Arles est une ville paradoxale. Elle pourrait être une métropole lumineuse de la culture avec ses superbes vestiges historiques, son vieux centre pittoresque, ses Rencontres de la photographie qui lui valent une renommée internationale ou son rayonnement littéraire grâce à la réussite des éditions Actes Sud qui y siègent.
Dans son livre Paradis Perdu paru en 1667, John Milton imagina la ville de Pandémonium, capitale des Enfers où règnent la corruption et le chaos. Des brutes imbéciles et ivres glorifient la torture, la souffrance, la haine et la fureur. Tel est, très exactement, le visage hideux montré par Arles quelques jours par an.
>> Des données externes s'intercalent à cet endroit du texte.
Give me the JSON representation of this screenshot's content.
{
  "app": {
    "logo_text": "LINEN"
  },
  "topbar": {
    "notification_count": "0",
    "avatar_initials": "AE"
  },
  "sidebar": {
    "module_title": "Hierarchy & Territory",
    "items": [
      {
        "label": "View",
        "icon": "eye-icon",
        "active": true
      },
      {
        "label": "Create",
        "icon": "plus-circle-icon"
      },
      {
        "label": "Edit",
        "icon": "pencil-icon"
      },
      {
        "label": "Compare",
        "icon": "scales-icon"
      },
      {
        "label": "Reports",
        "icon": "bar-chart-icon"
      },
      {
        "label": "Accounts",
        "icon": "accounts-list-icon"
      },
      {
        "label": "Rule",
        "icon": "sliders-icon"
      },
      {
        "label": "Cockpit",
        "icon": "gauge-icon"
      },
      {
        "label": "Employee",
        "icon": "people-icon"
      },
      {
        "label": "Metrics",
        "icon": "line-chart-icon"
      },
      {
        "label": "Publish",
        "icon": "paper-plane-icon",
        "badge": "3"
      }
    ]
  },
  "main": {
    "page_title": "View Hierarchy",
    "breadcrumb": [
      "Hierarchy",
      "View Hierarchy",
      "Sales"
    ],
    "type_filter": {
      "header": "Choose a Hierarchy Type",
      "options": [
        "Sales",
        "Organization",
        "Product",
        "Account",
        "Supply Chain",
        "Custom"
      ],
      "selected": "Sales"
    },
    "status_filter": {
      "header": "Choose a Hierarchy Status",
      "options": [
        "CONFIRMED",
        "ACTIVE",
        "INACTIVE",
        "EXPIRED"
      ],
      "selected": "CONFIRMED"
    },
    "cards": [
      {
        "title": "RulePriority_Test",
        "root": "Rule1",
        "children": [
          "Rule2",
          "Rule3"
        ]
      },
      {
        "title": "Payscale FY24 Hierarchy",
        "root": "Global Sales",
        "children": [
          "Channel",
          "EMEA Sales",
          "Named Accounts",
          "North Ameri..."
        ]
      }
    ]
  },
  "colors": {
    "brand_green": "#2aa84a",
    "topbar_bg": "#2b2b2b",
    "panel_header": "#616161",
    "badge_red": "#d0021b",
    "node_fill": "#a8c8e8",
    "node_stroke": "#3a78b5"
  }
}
Elle est, en effet, l’une des pires villes sur la carte rouge sang des corridas en France, avec un peu plus de 50000 spectateurs cumulés dans ses arènes chaque année, au second rang derrière Nîmes et juste devant Béziers et Bayonne.
Samedi 9 mars, l’une de ses plus jolies places était défigurée par une arène temporaire où se pressaient quelques centaines de personnes – finalement bien peu de monde dans un si haut-lieu de la tauromachie, pour un spectacle gratuit de surcroît… mais il est vrai qu’il n’y avait pas de sang à voir.
L’école taurine locale organisait une capea, c’est-à-dire un simulacre de corrida où tout caractère sanguinolent est soigneusement évité afin de paraitre présentable aux yeux du grand public. Cette hypocrisie n’en gommait pas l’aspect ignoble pour autant.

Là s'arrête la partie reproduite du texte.